The minister stated this yesterday during the celebration of the 2020 World Breastfeeding Week.
Quoting a publication by the World Health Organisation (WHO), on breastfeeding, Ehanire said “that scaling up breastfeeding practices to almost universal level could prevent an estimated 823,000 annual deaths, or 13·8 per cent of all deaths of children younger than 24 months.
“Breastfeeding also provides health benefits to mothers, by helping to prevent postpartum bleeding, support child spacing, lower the risk of breast and ovarian cancers and earlier return to pre-pregnancy body weight.
“An estimated 20,000 maternal deaths could be prevented annually if optimal breastfeeding were practiced,” he said.
The minister regretted that the breastfeeding indices in Nigeria are below optimal despite the benefits accruing from exclusive breastfeeding practice.
He said that the National Demographic and Health Survey of 2018 showed that 97 per cent of children were breastfed at one point or the other but only 42 per cent were put to breast within an hour of birth while the proportion of children that had exclusively breastfeeding within their first six months was a mere 29 per cent.
Earlier in his remark, the Minister of State for Health, Senator Olorunmibe Mamora, said that apart from being the most single cost-effective intervention for saving infant lives, improving the health, social and economic development of individuals, breastfeeding helps to lowers the risk of hypertension and diabetes.
Mamora said that babies that were denied breastfeeding would suffer lower intelligence that would result in economic losses of about $302 billion annually.
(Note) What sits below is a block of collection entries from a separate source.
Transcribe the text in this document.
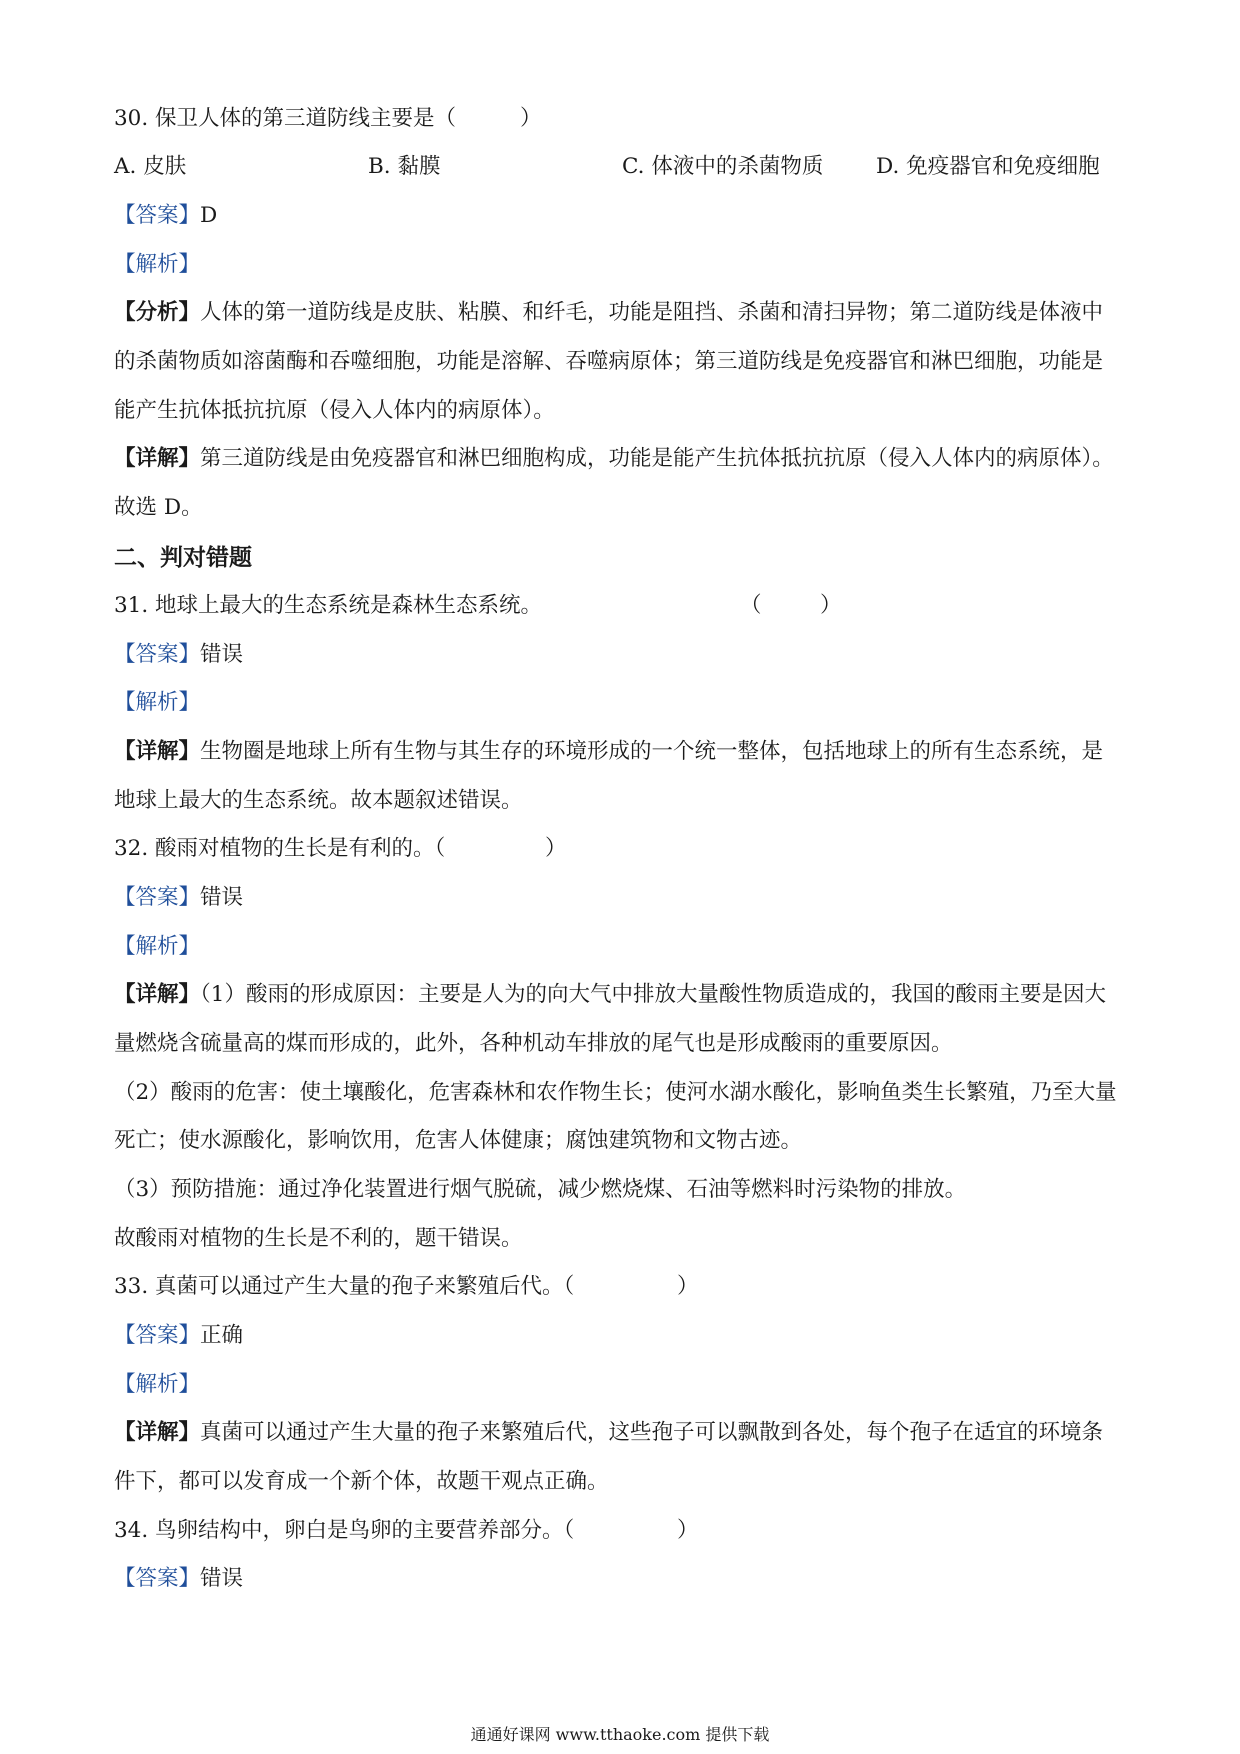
30. 保卫人体的第三道防线主要是（	）
A. 皮肤	B. 黏膜	C. 体液中的杀菌物质 D. 免疫器官和免疫细胞
【答案】D
【解析】
【分析】人体的第一道防线是皮肤、粘膜、和纤毛，功能是阻挡、杀菌和清扫异物；第二道防线是体液中
的杀菌物质如溶菌酶和吞噬细胞，功能是溶解、吞噬病原体；第三道防线是免疫器官和淋巴细胞，功能是
能产生抗体抵抗抗原（侵入人体内的病原体）。
【详解】第三道防线是由免疫器官和淋巴细胞构成，功能是能产生抗体抵抗抗原（侵入人体内的病原体）。
故选 D。
二、判对错题
31. 地球上最大的生态系统是森林生态系统。	（	）
【答案】错误
【解析】
【详解】生物圈是地球上所有生物与其生存的环境形成的一个统一整体，包括地球上的所有生态系统，是
地球上最大的生态系统。故本题叙述错误。
32. 酸雨对植物的生长是有利的。（	）
【答案】错误
【解析】
【详解】（1）酸雨的形成原因：主要是人为的向大气中排放大量酸性物质造成的，我国的酸雨主要是因大
量燃烧含硫量高的煤而形成的，此外，各种机动车排放的尾气也是形成酸雨的重要原因。
（2）酸雨的危害：使土壤酸化，危害森林和农作物生长；使河水湖水酸化，影响鱼类生长繁殖，乃至大量
死亡；使水源酸化，影响饮用，危害人体健康；腐蚀建筑物和文物古迹。
（3）预防措施：通过净化装置进行烟气脱硫，减少燃烧煤、石油等燃料时污染物的排放。
故酸雨对植物的生长是不利的，题干错误。
33. 真菌可以通过产生大量的孢子来繁殖后代。（	）
【答案】正确
【解析】
【详解】真菌可以通过产生大量的孢子来繁殖后代，这些孢子可以飘散到各处，每个孢子在适宜的环境条
件下，都可以发育成一个新个体，故题干观点正确。
34. 鸟卵结构中，卵白是鸟卵的主要营养部分。（	）
【答案】错误
通通好课网 www.tthaoke.com 提供下载
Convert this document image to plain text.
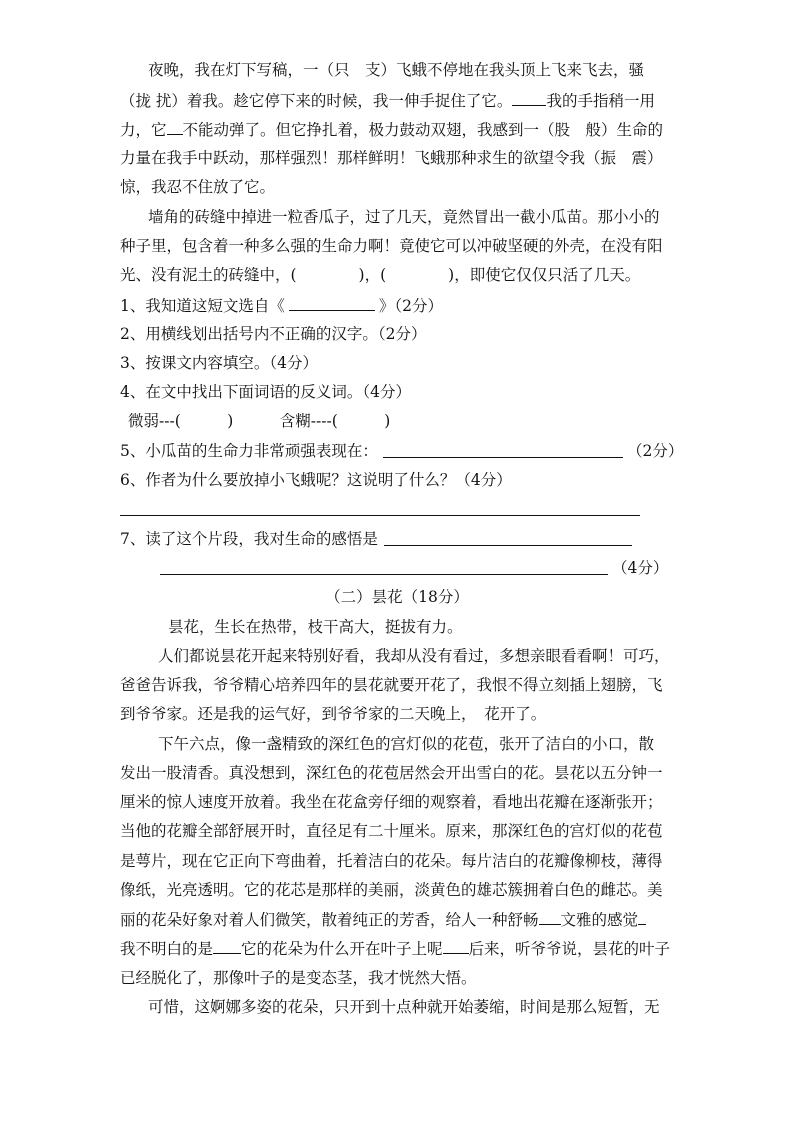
夜晚，我在灯下写稿，一（只　支）飞蛾不停地在我头顶上飞来飞去，骚
（拢 扰）着我。趁它停下来的时候，我一伸手捉住了它。 我的手指稍一用
力，它 不能动弹了。但它挣扎着，极力鼓动双翅，我感到一（股　般）生命的
力量在我手中跃动，那样强烈！那样鲜明！飞蛾那种求生的欲望令我（振　震）
惊，我忍不住放了它。
墙角的砖缝中掉进一粒香瓜子，过了几天，竟然冒出一截小瓜苗。那小小的
种子里，包含着一种多么强的生命力啊！竟使它可以冲破坚硬的外壳，在没有阳
光、没有泥土的砖缝中，(　　　　)，(　　　　)，即使它仅仅只活了几天。
1、我知道这短文选自《	》（2分）
2、用横线划出括号内不正确的汉字。（2分）
3、按课文内容填空。（4分）
4、在文中找出下面词语的反义词。（4分）
微弱---(　　　)　　　含糊----(　　　)
5、小瓜苗的生命力非常顽强表现在：	（2分）
6、作者为什么要放掉小飞蛾呢？这说明了什么？（4分）
7、读了这个片段，我对生命的感悟是
（4分）
（二）昙花（18分）
昙花，生长在热带，枝干高大，挺拔有力。
人们都说昙花开起来特别好看，我却从没有看过，多想亲眼看看啊！可巧，
爸爸告诉我，爷爷精心培养四年的昙花就要开花了，我恨不得立刻插上翅膀，飞
到爷爷家。还是我的运气好，到爷爷家的二天晚上，　花开了。
下午六点，像一盏精致的深红色的宫灯似的花苞，张开了洁白的小口，散
发出一股清香。真没想到，深红色的花苞居然会开出雪白的花。昙花以五分钟一
厘米的惊人速度开放着。我坐在花盒旁仔细的观察着，看地出花瓣在逐渐张开；
当他的花瓣全部舒展开时，直径足有二十厘米。原来，那深红色的宫灯似的花苞
是萼片，现在它正向下弯曲着，托着洁白的花朵。每片洁白的花瓣像柳枝，薄得
像纸，光亮透明。它的花芯是那样的美丽，淡黄色的雄芯簇拥着白色的雌芯。美
丽的花朵好象对着人们微笑，散着纯正的芳香，给人一种舒畅 文雅的感觉
我不明白的是 它的花朵为什么开在叶子上呢 后来，听爷爷说，昙花的叶子
已经脱化了，那像叶子的是变态茎，我才恍然大悟。
可惜，这婀娜多姿的花朵，只开到十点种就开始萎缩，时间是那么短暂，无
Over the years, Nigeria has joined more than 170 countries to commemorate the World Breastfeeding Week, a weeklong series of activities from August 1 to 7, every year.
The week long program was intended to create awareness and generate support for improved breastfeeding practices for good health and wellbeing outcomes for infants and young children. The theme of this year’s celebration is “Support Breastfeeding for a Healthier Planet,” which focused on the impact of proper infant feeding on the environment and to garner support for breastfeeding for the health of people and planet.